Facebook et Google se sont récemment attirés les foudres des observateurs outre-Atlantique pour leur usage des données personnelles des internautes. Facebook est critiqué pour avoir rendu disponible par défaut une plus grande quantité de ces données. Il renvoie cependant la balle aux médias en les accusant de déclencher l’hystérie alors que la plupart des internautes ne verraient pas ces changements d’un mauvais œil. Google, lui, est visé pour avoir collecté depuis plusieurs années des données sur des réseaux Wifi non sécurisés dans des foyers privés, dans le cadre d’un programme de captures d’images de toutes les rues à travers le monde. Le groupe américain s’est excusé en prétextant que les responsables de son programme "Street View" méconnaissaient l’existence du software permettant à ses robots informatiques de capturer des snippets [fragments] d’emails. Ces querelles ont ravivé la crainte de voir la vie privée des internautes menacée. Danah Boyd, une experte des réseaux sociaux, a même suggéré que Facebook était si bien implanté dans la vie des gens à travers son réseau mondial de membres qu’il fallait commencer à le réguler comme un service public.

Les critiques dont ces deux géants du Web font l’objet peuvent néanmoins paraître excessives pour deux raisons : les internautes qui craignent pour leur espace privé peuvent librement changer de service et utiliser par exemple Altavista ou MySpace. Le monopole de Google et Facebook n’est pas irrémédiable. Ensuite, une régulation trop précipitée pourrait freiner les initiatives innovantes lancées grâces à de nouveaux modèles économiques sur Internet.

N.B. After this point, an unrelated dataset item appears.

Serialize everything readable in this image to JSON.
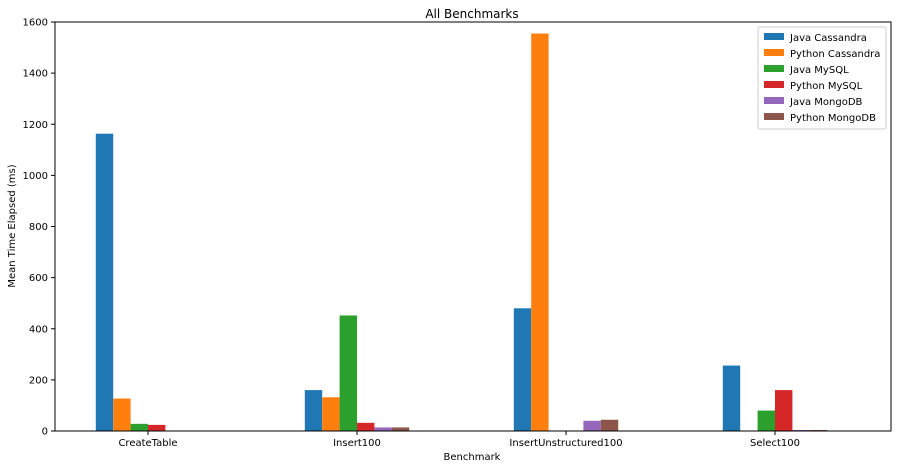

Beaucoup tentent au moins d’obliger les deux groupes à respecter leurs engagements. Jennifer Stoddart, commissaire canadienne à la vie privée, a par exemple menacé Facebook de poursuites s’il continue à violer un accord signé en 2009 selon lequel il doit demander à ses membres leur autorisation pour partager leurs données personnelles. Google, pour sa part, s’est quelque peu trahi en avouant son erreur à la suite d’une demande claire des autorités allemandes exigeant des explications sur l’exploitation des données personnelles. Le cas de Facebook semble plus problématique car son contrôle de données a atteint un très grand degré de complexité. De plus, son modèle économique est étroitement lié au partage d’informations de ses membres. En effet, il tire ses revenus de publicités ciblées en fonction de la démographie et des intérêts de ses membres, et plus ces derniers partagent de données, plus Facebook peut monnayer ses espaces publicitaires. Son pari tient à ce que les internautes ne puissent plus se passer de ce réseau au point de relâcher peu à peu leur vigilance vis-à-vis du contrôle de leur vie privée. C’est pourquoi chaque nouveau membre de Facebook rend ses données personnelles accessibles par défaut, et doit mettre en place lui-même une série de contrôles pour protéger sa vie privée. Pourtant, le flou persistant maintenu par Facebook sur le sujet pourrait finir par susciter l'ire des internautes


* The Economist, ‘Dicing with data’, 20 mai 2010.